List of Subjects in 31 CFR Part 1032

    Administrative practice and procedure, Anti-money laundering, 
Banks, Banking, Brokers, Brokerage, Investment advisers, Money 
laundering, Mutual funds, Reporting and recordkeeping requirements, 
Securities, Small business, Suspicious transactions, Terrorist 
financing.

Authority and Issuance

    For the reasons stated in the preamble, FinCEN proposes to delay 
the

[[Page 45365]]

effective date of the rule adding 31 CFR part 1032, published at 89 FR 
72156, until January 1, 2028, and to amend 31 CFR part 1032 as follows:

PART 1032--RULES FOR INVESTMENT ADVISERS

0
1. The authority citation continues to read as follows:

    Authority: 12 U.S.C. 1829b and 1951-1959; 31 U.S.C. 5311-5314 
and 5316-5336; title III, sec. 314, Pub.
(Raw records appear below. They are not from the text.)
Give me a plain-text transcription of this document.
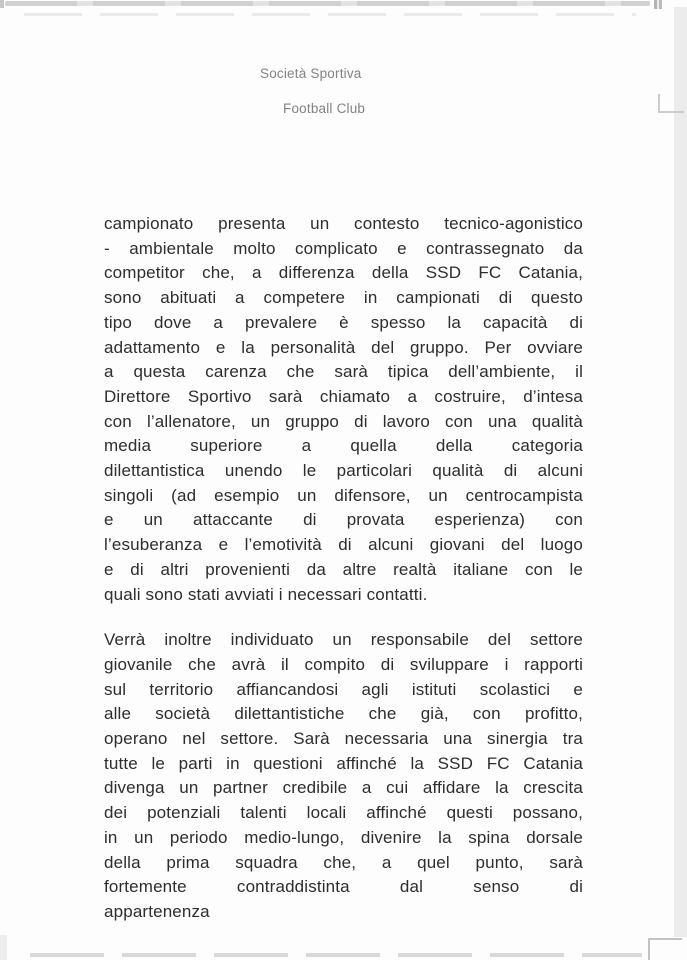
Società Sportiva
Football Club
campionato presenta un contesto tecnico-agonistico
- ambientale molto complicato e contrassegnato da
competitor che, a differenza della SSD FC Catania,
sono abituati a competere in campionati di questo
tipo dove a prevalere è spesso la capacità di
adattamento e la personalità del gruppo. Per ovviare
a questa carenza che sarà tipica dell’ambiente, il
Direttore Sportivo sarà chiamato a costruire, d’intesa
con l’allenatore, un gruppo di lavoro con una qualità
media superiore a quella della categoria
dilettantistica unendo le particolari qualità di alcuni
singoli (ad esempio un difensore, un centrocampista
e un attaccante di provata esperienza) con
l’esuberanza e l’emotività di alcuni giovani del luogo
e di altri provenienti da altre realtà italiane con le
quali sono stati avviati i necessari contatti.
Verrà inoltre individuato un responsabile del settore
giovanile che avrà il compito di sviluppare i rapporti
sul territorio affiancandosi agli istituti scolastici e
alle società dilettantistiche che già, con profitto,
operano nel settore. Sarà necessaria una sinergia tra
tutte le parti in questioni affinché la SSD FC Catania
divenga un partner credibile a cui affidare la crescita
dei potenziali talenti locali affinché questi possano,
in un periodo medio-lungo, divenire la spina dorsale
della prima squadra che, a quel punto, sarà
fortemente contraddistinta dal senso di
appartenenza
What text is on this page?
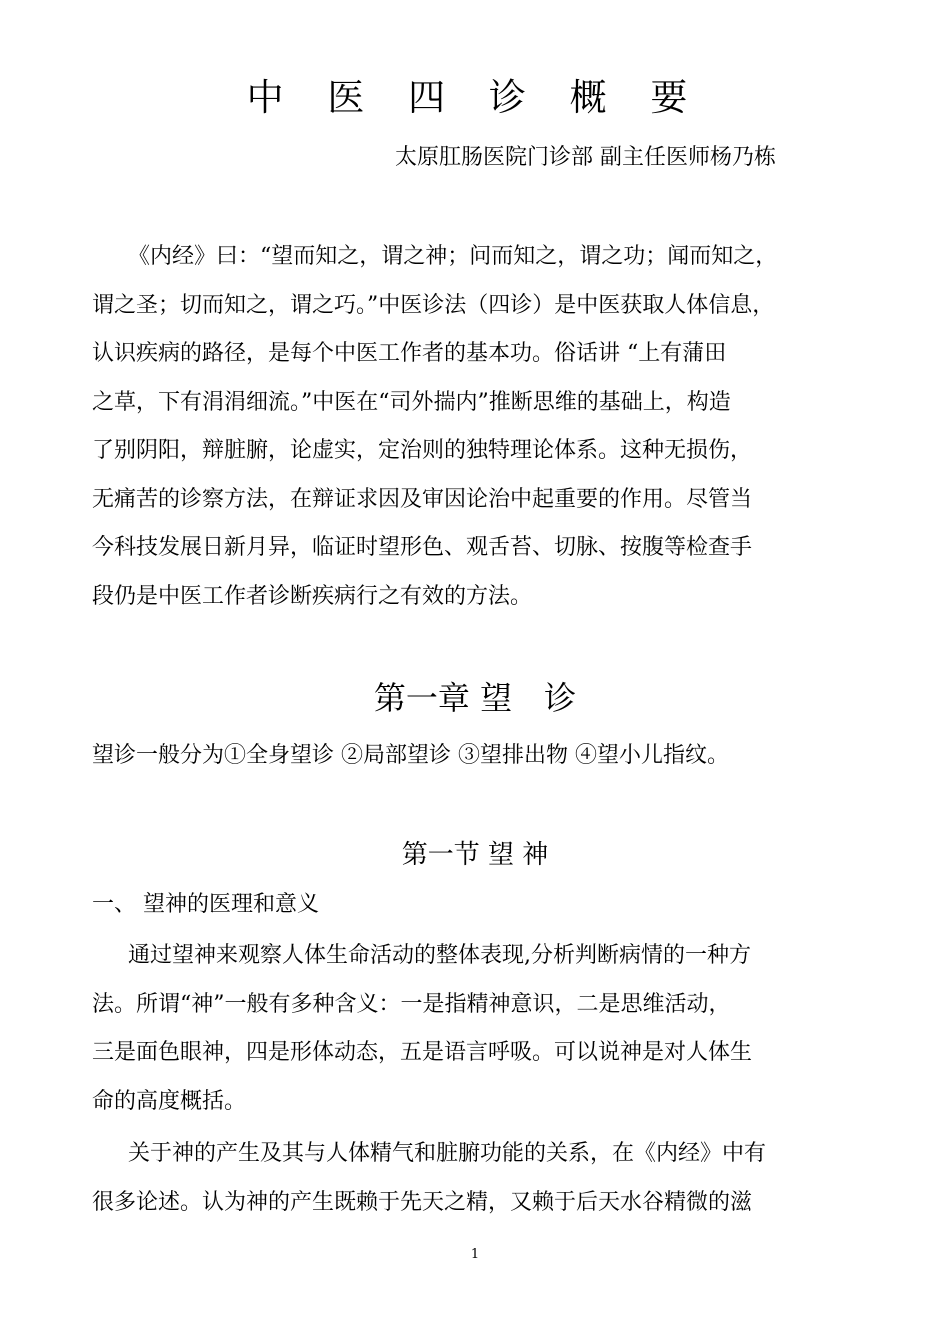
中 医 四 诊 概 要
太原肛肠医院门诊部 副主任医师杨乃栋
《内经》曰：“望而知之，谓之神；问而知之，谓之功；闻而知之，
谓之圣；切而知之，谓之巧。”中医诊法（四诊）是中医获取人体信息，
认识疾病的路径，是每个中医工作者的基本功。俗话讲 “上有蒲田
之草，下有涓涓细流。”中医在“司外揣内”推断思维的基础上，构造
了别阴阳，辩脏腑，论虚实，定治则的独特理论体系。这种无损伤，
无痛苦的诊察方法，在辩证求因及审因论治中起重要的作用。尽管当
今科技发展日新月异，临证时望形色、观舌苔、切脉、按腹等检查手
段仍是中医工作者诊断疾病行之有效的方法。
第一章 望　诊
望诊一般分为①全身望诊 ②局部望诊 ③望排出物 ④望小儿指纹。
第一节 望 神
一、 望神的医理和意义
通过望神来观察人体生命活动的整体表现,分析判断病情的一种方
法。所谓“神”一般有多种含义：一是指精神意识，二是思维活动，
三是面色眼神，四是形体动态，五是语言呼吸。可以说神是对人体生
命的高度概括。
关于神的产生及其与人体精气和脏腑功能的关系，在《内经》中有
很多论述。认为神的产生既赖于先天之精，又赖于后天水谷精微的滋
1
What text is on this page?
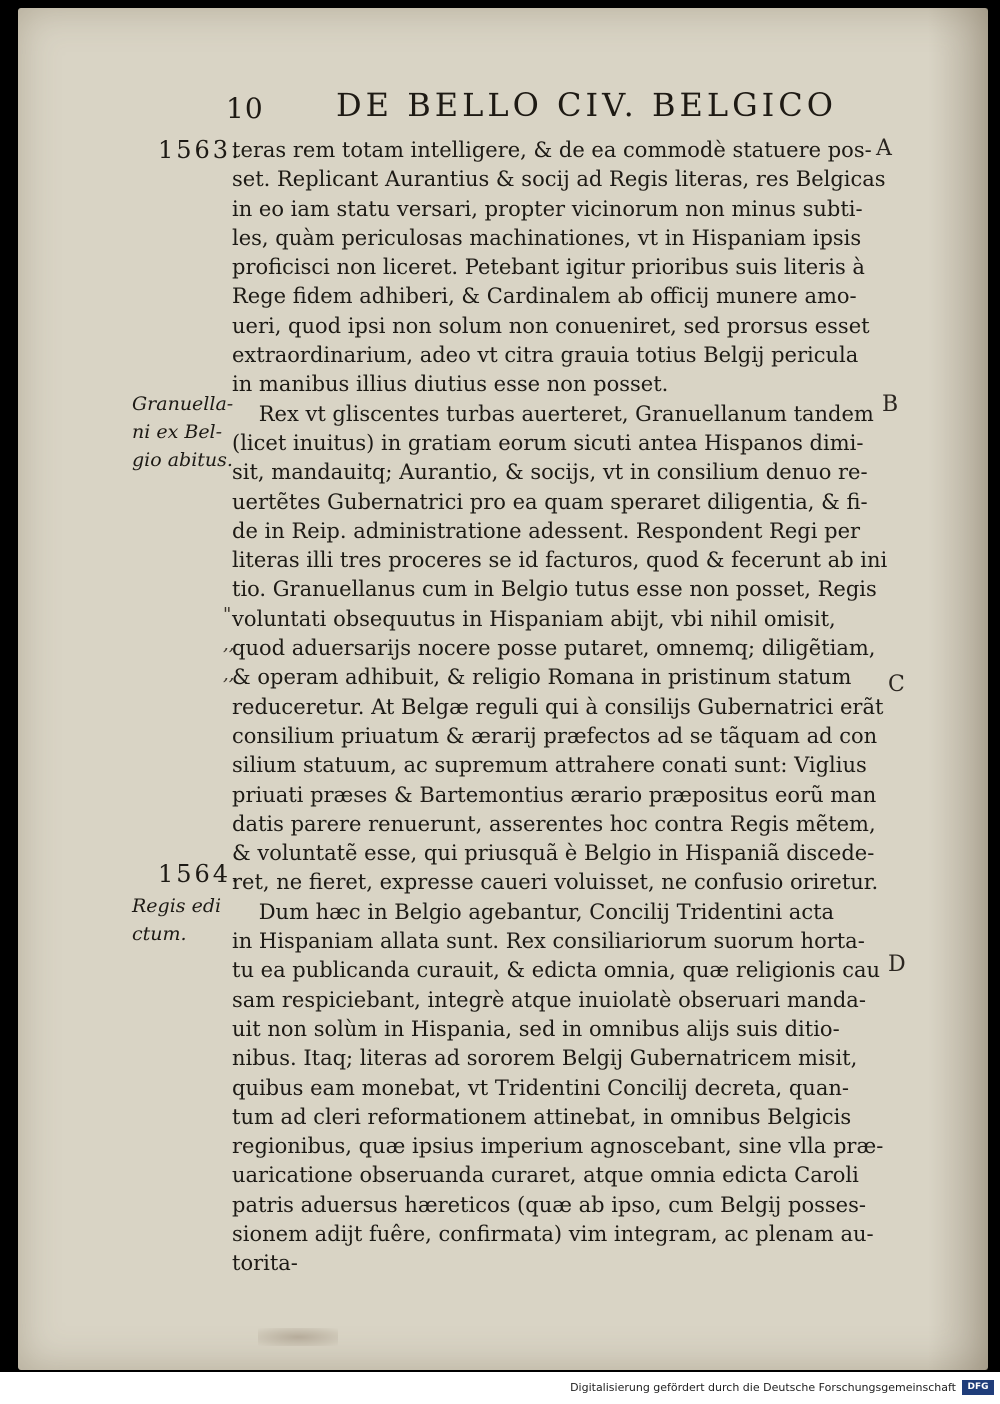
10 DE BELLO CIV. BELGICO
1563.
Granuella-
ni ex Bel-
gio abitus.
"
,,
,,
1564.
Regis edi
ctum.
A
B
C
D
teras rem totam intelligere, & de ea commodè statuere pos-
set. Replicant Aurantius & socij ad Regis literas, res Belgicas
in eo iam statu versari, propter vicinorum non minus subti-
les, quàm periculosas machinationes, vt in Hispaniam ipsis
proficisci non liceret. Petebant igitur prioribus suis literis à
Rege fidem adhiberi, & Cardinalem ab officij munere amo-
ueri, quod ipsi non solum non conueniret, sed prorsus esset
extraordinarium, adeo vt citra grauia totius Belgij pericula
in manibus illius diutius esse non posset.
Rex vt gliscentes turbas auerteret, Granuellanum tandem
(licet inuitus) in gratiam eorum sicuti antea Hispanos dimi-
sit, mandauitq; Aurantio, & socijs, vt in consilium denuo re-
uertẽtes Gubernatrici pro ea quam speraret diligentia, & fi-
de in Reip. administratione adessent. Respondent Regi per
literas illi tres proceres se id facturos, quod & fecerunt ab ini
tio. Granuellanus cum in Belgio tutus esse non posset, Regis
voluntati obsequutus in Hispaniam abijt, vbi nihil omisit,
quod aduersarijs nocere posse putaret, omnemq; diligẽtiam,
& operam adhibuit, & religio Romana in pristinum statum
reduceretur. At Belgæ reguli qui à consilijs Gubernatrici erãt
consilium priuatum & ærarij præfectos ad se tãquam ad con
silium statuum, ac supremum attrahere conati sunt: Viglius
priuati præses & Bartemontius ærario præpositus eorũ man
datis parere renuerunt, asserentes hoc contra Regis mẽtem,
& voluntatẽ esse, qui priusquã è Belgio in Hispaniã discede-
ret, ne fieret, expresse caueri voluisset, ne confusio oriretur.
Dum hæc in Belgio agebantur, Concilij Tridentini acta
in Hispaniam allata sunt. Rex consiliariorum suorum horta-
tu ea publicanda curauit, & edicta omnia, quæ religionis cau
sam respiciebant, integrè atque inuiolatè obseruari manda-
uit non solùm in Hispania, sed in omnibus alijs suis ditio-
nibus. Itaq; literas ad sororem Belgij Gubernatricem misit,
quibus eam monebat, vt Tridentini Concilij decreta, quan-
tum ad cleri reformationem attinebat, in omnibus Belgicis
regionibus, quæ ipsius imperium agnoscebant, sine vlla præ-
uaricatione obseruanda curaret, atque omnia edicta Caroli
patris aduersus hæreticos (quæ ab ipso, cum Belgij posses-
sionem adijt fuêre, confirmata) vim integram, ac plenam au-
torita-
Digitalisierung gefördert durch die Deutsche Forschungsgemeinschaft	DFG
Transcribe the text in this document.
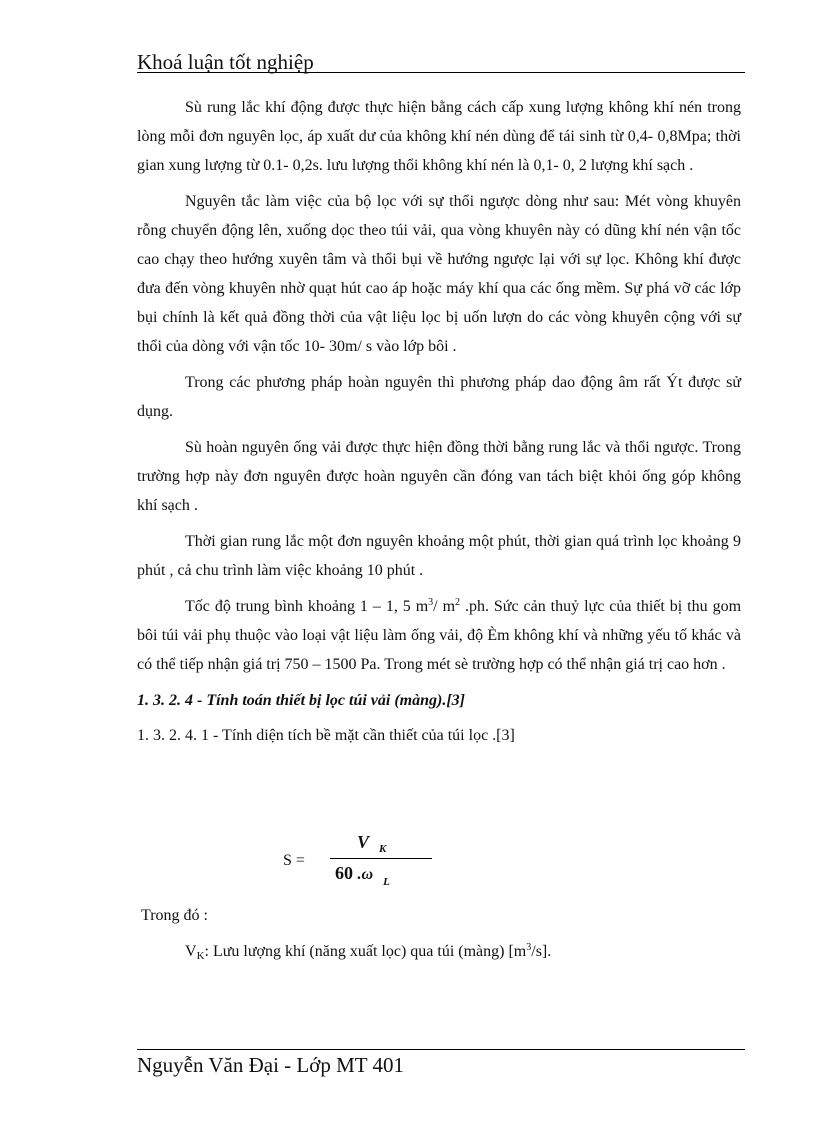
Khoá luận tốt nghiệp

Sù rung lắc khí động được thực hiện bằng cách cấp xung lượng không khí nén trong lòng mỗi đơn nguyên lọc, áp xuất dư của không khí nén dùng để tái sinh từ 0,4- 0,8Mpa; thời gian xung lượng từ 0.1- 0,2s. lưu lượng thổi không khí nén là 0,1- 0, 2 lượng khí sạch .

Nguyên tắc làm việc của bộ lọc với sự thổi ngược dòng như sau: Mét vòng khuyên rỗng chuyển động lên, xuống dọc theo túi vải, qua vòng khuyên này có dũng khí nén vận tốc cao chạy theo hướng xuyên tâm và thổi bụi về hướng ngược lại với sự lọc. Không khí được đưa đến vòng khuyên nhờ quạt hút cao áp hoặc máy khí qua các ống mềm. Sự phá vỡ các lớp bụi chính là kết quả đồng thời của vật liệu lọc bị uốn lượn do các vòng khuyên cộng với sự thổi của dòng với vận tốc 10- 30m/ s vào lớp bôi .

Trong các phương pháp hoàn nguyên thì phương pháp dao động âm rất Ýt được sử dụng.

Sù hoàn nguyên ống vải được thực hiện đồng thời bằng rung lắc và thổi ngược. Trong trường hợp này đơn nguyên được hoàn nguyên cần đóng van tách biệt khỏi ống góp không khí sạch .

Thời gian rung lắc một đơn nguyên khoảng một phút, thời gian quá trình lọc khoảng 9 phút , cả chu trình làm việc khoảng 10 phút .

Tốc độ trung bình khoảng 1 – 1, 5 $m^3/$ $m^2$ .ph. Sức cản thuỷ lực của thiết bị thu gom bôi túi vải phụ thuộc vào loại vật liệu làm ống vải, độ Èm không khí và những yếu tố khác và có thể tiếp nhận giá trị 750 – 1500 Pa. Trong mét sè trường hợp có thể nhận giá trị cao hơn .

1. 3. 2. 4 - Tính toán thiết bị lọc túi vải (màng).[3]

1. 3. 2. 4. 1 - Tính diện tích bề mặt cần thiết của túi lọc .[3]

S =
V $_K$
60 .ω $_L$
Trong đó :
$V_K$: Lưu lượng khí (năng xuất lọc) qua túi (màng) $[m^3/s]$.
Nguyễn Văn Đại - Lớp MT 401
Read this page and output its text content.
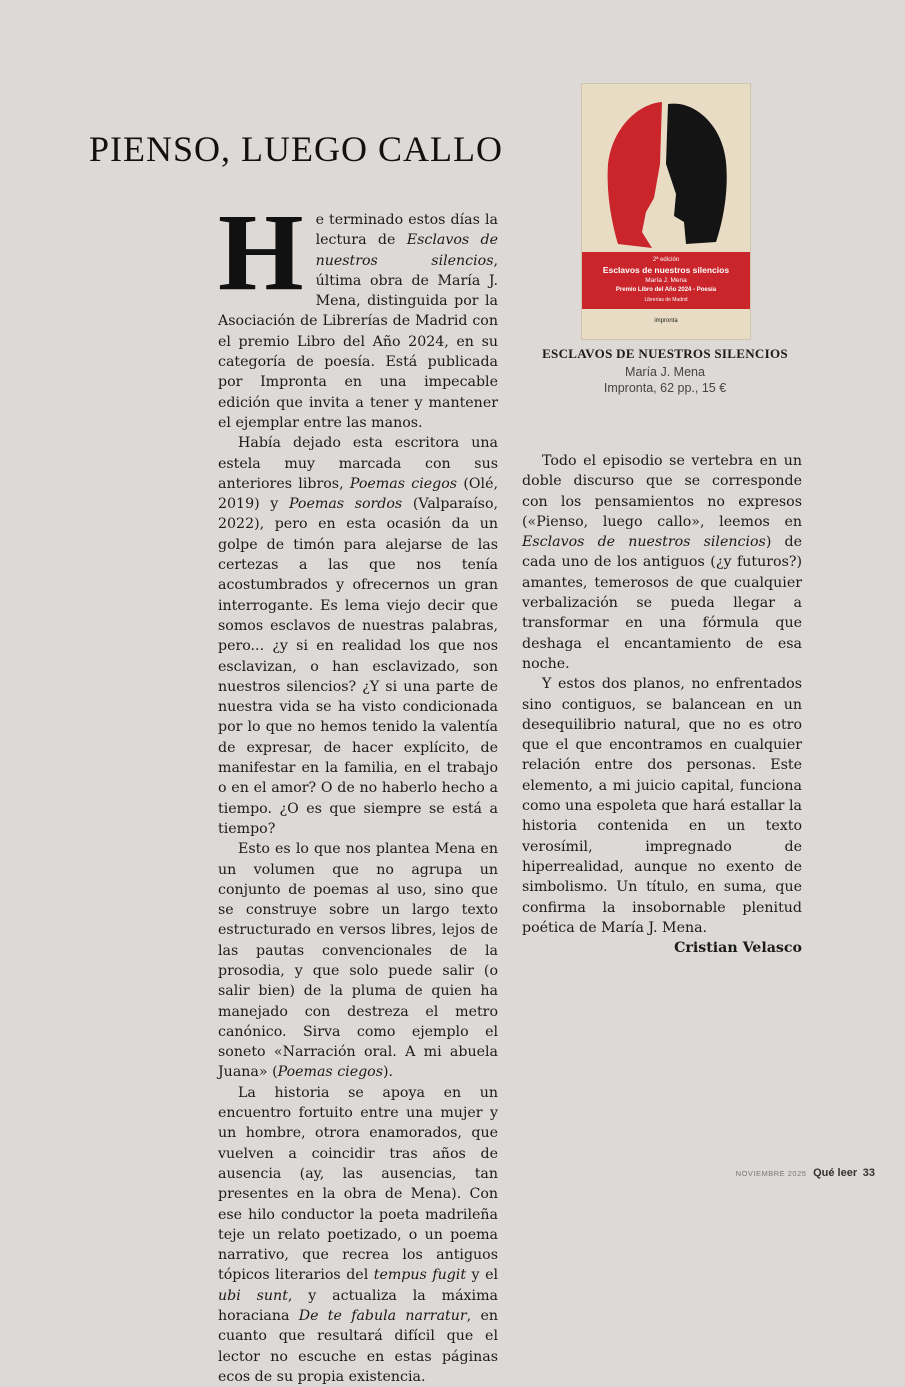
PIENSO, LUEGO CALLO
2ª edición
Esclavos de nuestros silencios
María J. Mena
Premio Libro del Año 2024 - Poesía
Librerías de Madrid
impronta
ESCLAVOS DE NUESTROS SILENCIOS
María J. Mena
Impronta, 62 pp., 15 €

He terminado estos días la lectura de Esclavos de nuestros silencios, última obra de María J. Mena, distinguida por la Asociación de Librerías de Madrid con el premio Libro del Año 2024, en su categoría de poesía. Está publicada por Impronta en una impecable edición que invita a tener y mantener el ejemplar entre las manos.

Había dejado esta escritora una estela muy marcada con sus anteriores libros, Poemas ciegos (Olé, 2019) y Poemas sordos (Valparaíso, 2022), pero en esta ocasión da un golpe de timón para alejarse de las certezas a las que nos tenía acostumbrados y ofrecernos un gran interrogante. Es lema viejo decir que somos esclavos de nuestras palabras, pero... ¿y si en realidad los que nos esclavizan, o han esclavizado, son nuestros silencios? ¿Y si una parte de nuestra vida se ha visto condicionada por lo que no hemos tenido la valentía de expresar, de hacer explícito, de manifestar en la familia, en el trabajo o en el amor? O de no haberlo hecho a tiempo. ¿O es que siempre se está a tiempo?

Esto es lo que nos plantea Mena en un volumen que no agrupa un conjunto de poemas al uso, sino que se construye sobre un largo texto estructurado en versos libres, lejos de las pautas convencionales de la prosodia, y que solo puede salir (o salir bien) de la pluma de quien ha manejado con destreza el metro canónico. Sirva como ejemplo el soneto «Narración oral. A mi abuela Juana» (Poemas ciegos).

La historia se apoya en un encuentro fortuito entre una mujer y un hombre, otrora enamorados, que vuelven a coincidir tras años de ausencia (ay, las ausencias, tan presentes en la obra de Mena). Con ese hilo conductor la poeta madrileña teje un relato poetizado, o un poema narrativo, que recrea los antiguos tópicos literarios del tempus fugit y el ubi sunt, y actualiza la máxima horaciana De te fabula narratur, en cuanto que resultará difícil que el lector no escuche en estas páginas ecos de su propia existencia.

Todo el episodio se vertebra en un doble discurso que se corresponde con los pensamientos no expresos («Pienso, luego callo», leemos en Esclavos de nuestros silencios) de cada uno de los antiguos (¿y futuros?) amantes, temerosos de que cualquier verbalización se pueda llegar a transformar en una fórmula que deshaga el encantamiento de esa noche.

Y estos dos planos, no enfrentados sino contiguos, se balancean en un desequilibrio natural, que no es otro que el que encontramos en cualquier relación entre dos personas. Este elemento, a mi juicio capital, funciona como una espoleta que hará estallar la historia contenida en un texto verosímil, impregnado de hiperrealidad, aunque no exento de simbolismo. Un título, en suma, que confirma la insobornable plenitud poética de María J. Mena.

Cristian Velasco

NOVIEMBRE 2025 Qué leer 33
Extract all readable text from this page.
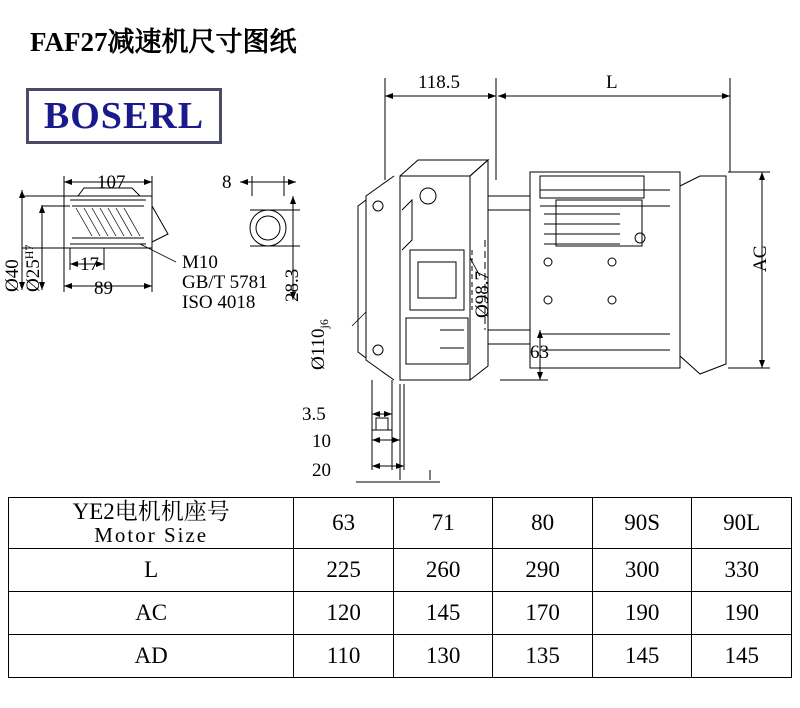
FAF27减速机尺寸图纸
BOSERL
118.5	L
107	8
17
89
M10
GB/T 5781
ISO 4018
3.5
10
20
63
Ø40 $Ø25^{H7}$
28.3
$Ø110_{j6}$
Ø98.7
AC
YE2电机机座号
Motor Size	63	71	80	90S	90L
L	225	260	290	300	330
AC	120	145	170	190	190
AD	110	130	135	145	145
L. 107-56, 115 Stat. 307.

0
2. Revise Sec.  1032.210(c) to read as follows:


Sec.  1032.210  Anti-money laundering/countering the financing of 
terrorism programs for investment advisers.

    (c) Effective date. An investment adviser must develop and 
implement an AML/CFT program that complies with the requirements of 
this section on or before January 1, 2028.

Andrea M. Gacki,
Director, Financial Crimes Enforcement Network.